J'ai eu beau expliquer en plaidant au CONSEIL CONSTITUTIONNEL l'adage de commun-law. En usage à la COUR EUROPEENNE DES DROITS DE L'HOMME à propos de l'art. 6-1.

"Justice must not only be done. It must also be seen to be done"

La justice doit non seulement être rendue.

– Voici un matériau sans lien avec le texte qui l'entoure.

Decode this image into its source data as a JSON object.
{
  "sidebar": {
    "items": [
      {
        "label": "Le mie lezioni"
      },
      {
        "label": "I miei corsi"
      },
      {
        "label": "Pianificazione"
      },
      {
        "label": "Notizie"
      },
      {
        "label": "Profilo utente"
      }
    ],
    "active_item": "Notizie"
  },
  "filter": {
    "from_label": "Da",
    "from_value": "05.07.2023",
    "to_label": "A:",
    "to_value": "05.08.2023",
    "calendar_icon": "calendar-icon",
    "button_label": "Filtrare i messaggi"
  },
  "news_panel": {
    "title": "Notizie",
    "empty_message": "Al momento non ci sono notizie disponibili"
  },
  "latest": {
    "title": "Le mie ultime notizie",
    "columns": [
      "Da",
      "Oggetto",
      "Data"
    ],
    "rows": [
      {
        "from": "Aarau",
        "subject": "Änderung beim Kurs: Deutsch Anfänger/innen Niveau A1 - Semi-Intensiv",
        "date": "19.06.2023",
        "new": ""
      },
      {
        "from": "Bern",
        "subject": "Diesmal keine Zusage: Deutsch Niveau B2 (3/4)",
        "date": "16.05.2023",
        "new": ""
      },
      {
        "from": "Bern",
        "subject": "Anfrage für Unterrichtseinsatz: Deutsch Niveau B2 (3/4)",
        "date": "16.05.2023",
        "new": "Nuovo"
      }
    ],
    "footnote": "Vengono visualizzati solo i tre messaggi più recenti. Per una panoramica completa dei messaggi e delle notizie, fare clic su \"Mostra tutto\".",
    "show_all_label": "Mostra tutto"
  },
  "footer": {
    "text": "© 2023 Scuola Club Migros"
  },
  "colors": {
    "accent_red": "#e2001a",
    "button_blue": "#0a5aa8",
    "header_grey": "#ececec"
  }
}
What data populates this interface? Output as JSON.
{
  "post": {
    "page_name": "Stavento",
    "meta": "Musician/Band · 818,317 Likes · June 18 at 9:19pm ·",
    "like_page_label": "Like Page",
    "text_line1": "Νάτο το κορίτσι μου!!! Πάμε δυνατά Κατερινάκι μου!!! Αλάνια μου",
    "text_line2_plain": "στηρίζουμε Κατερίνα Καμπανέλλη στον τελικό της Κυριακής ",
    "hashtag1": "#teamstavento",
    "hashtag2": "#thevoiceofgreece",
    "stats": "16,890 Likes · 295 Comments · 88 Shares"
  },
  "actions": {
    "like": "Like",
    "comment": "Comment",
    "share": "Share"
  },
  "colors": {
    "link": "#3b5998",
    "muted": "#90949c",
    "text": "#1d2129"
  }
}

Elle doit aussi être considérée comme à rendre.

Rien n'y a fait.

Les hauts conseillers ont considéré que tout était parfait dans le meilleur des mondes dans les tribunaux de commerce, avec leur décision du 4 mai 2012 : Madame FABRE, qui est tout de même la présidente de la chambre commerciale de la Cour de cassation, qui leur transmettait avec ses commentaires à elle, et ils n'étaient pas véritablement agréables, la question prioritaire de constitutionnalité de la compétence, de l'indépendance et de l'impartialité avait donc sans doute fait un mauvais cauchemar.

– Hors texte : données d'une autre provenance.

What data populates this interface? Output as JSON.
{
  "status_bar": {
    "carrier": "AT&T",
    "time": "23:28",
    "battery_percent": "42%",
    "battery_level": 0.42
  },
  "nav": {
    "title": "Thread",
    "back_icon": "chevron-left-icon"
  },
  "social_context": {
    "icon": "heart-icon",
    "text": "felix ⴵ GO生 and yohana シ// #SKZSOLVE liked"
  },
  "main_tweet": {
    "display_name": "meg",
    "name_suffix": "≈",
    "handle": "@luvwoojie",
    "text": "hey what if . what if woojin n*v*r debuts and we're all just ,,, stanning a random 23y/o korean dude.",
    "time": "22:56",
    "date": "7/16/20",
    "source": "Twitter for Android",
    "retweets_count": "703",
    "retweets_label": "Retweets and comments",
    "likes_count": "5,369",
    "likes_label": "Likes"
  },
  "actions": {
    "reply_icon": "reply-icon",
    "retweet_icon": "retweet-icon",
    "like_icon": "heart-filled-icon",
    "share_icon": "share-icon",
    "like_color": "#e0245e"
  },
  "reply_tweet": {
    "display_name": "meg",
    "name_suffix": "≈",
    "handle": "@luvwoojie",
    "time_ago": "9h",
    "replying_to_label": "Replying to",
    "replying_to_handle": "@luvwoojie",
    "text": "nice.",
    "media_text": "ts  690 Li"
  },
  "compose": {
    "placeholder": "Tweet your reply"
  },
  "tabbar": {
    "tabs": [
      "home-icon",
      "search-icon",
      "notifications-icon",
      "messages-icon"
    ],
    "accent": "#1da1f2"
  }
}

Voici qu'avant-hier (1) les juges de STRASBOURG récidivent dans une affaire pas courante, puisqu'elle intéresse la principauté d'ANDORRE.

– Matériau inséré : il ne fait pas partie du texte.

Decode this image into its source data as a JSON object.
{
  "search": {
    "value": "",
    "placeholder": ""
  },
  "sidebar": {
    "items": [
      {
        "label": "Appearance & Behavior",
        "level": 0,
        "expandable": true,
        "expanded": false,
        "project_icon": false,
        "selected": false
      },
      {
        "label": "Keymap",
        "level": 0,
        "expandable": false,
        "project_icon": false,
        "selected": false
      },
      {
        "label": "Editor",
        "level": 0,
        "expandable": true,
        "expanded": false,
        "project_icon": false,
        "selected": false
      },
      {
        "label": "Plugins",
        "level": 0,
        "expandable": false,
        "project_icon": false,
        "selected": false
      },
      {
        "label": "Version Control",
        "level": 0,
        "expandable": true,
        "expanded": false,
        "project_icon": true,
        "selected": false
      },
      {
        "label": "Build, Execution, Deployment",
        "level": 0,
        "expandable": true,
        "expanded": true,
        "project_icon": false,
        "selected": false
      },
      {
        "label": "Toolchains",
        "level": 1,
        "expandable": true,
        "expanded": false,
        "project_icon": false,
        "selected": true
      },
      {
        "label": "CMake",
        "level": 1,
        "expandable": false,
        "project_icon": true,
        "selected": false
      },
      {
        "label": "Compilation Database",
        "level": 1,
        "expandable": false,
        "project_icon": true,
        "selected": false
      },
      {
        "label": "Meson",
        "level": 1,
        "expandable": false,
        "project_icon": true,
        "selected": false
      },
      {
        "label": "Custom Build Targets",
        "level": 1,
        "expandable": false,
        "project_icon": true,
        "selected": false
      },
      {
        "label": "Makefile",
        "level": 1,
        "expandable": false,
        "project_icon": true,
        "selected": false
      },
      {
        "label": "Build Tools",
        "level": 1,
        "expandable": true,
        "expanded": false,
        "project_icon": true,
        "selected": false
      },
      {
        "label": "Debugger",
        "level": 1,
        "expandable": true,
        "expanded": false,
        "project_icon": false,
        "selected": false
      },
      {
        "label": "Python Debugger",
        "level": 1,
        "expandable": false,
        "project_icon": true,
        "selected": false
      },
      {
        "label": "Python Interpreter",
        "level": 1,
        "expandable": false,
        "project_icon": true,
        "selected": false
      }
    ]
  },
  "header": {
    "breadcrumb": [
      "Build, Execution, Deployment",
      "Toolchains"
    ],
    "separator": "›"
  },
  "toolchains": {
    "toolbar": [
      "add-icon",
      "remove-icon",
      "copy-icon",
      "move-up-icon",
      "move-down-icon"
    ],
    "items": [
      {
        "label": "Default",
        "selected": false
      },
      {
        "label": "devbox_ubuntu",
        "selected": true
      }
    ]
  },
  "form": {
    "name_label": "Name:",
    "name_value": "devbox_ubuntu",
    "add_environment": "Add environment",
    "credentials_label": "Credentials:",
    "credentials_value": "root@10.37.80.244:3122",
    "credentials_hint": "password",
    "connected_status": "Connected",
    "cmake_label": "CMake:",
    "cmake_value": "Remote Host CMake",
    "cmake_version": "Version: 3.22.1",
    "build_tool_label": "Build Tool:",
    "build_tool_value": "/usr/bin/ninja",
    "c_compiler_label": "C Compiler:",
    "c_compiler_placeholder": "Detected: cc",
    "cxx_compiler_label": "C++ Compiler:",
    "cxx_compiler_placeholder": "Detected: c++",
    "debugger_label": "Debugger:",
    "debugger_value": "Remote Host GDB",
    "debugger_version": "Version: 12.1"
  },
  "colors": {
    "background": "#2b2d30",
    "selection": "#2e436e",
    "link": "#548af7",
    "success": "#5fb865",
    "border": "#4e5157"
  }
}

J'essaierai de revenir sur cette décision pas banale, où un groupement d'entreprises françaises se plaignait une fois la décision rendue des arrangements d'un tribunal andorran composé d'un avocat espagnol occupant pour une partie adverse, et travaillant discrètement pour l'Etat andorran poursuivant.

La Cour a jugé la violation de l'art. 6-1 et apparemment de la sentence des Vallées.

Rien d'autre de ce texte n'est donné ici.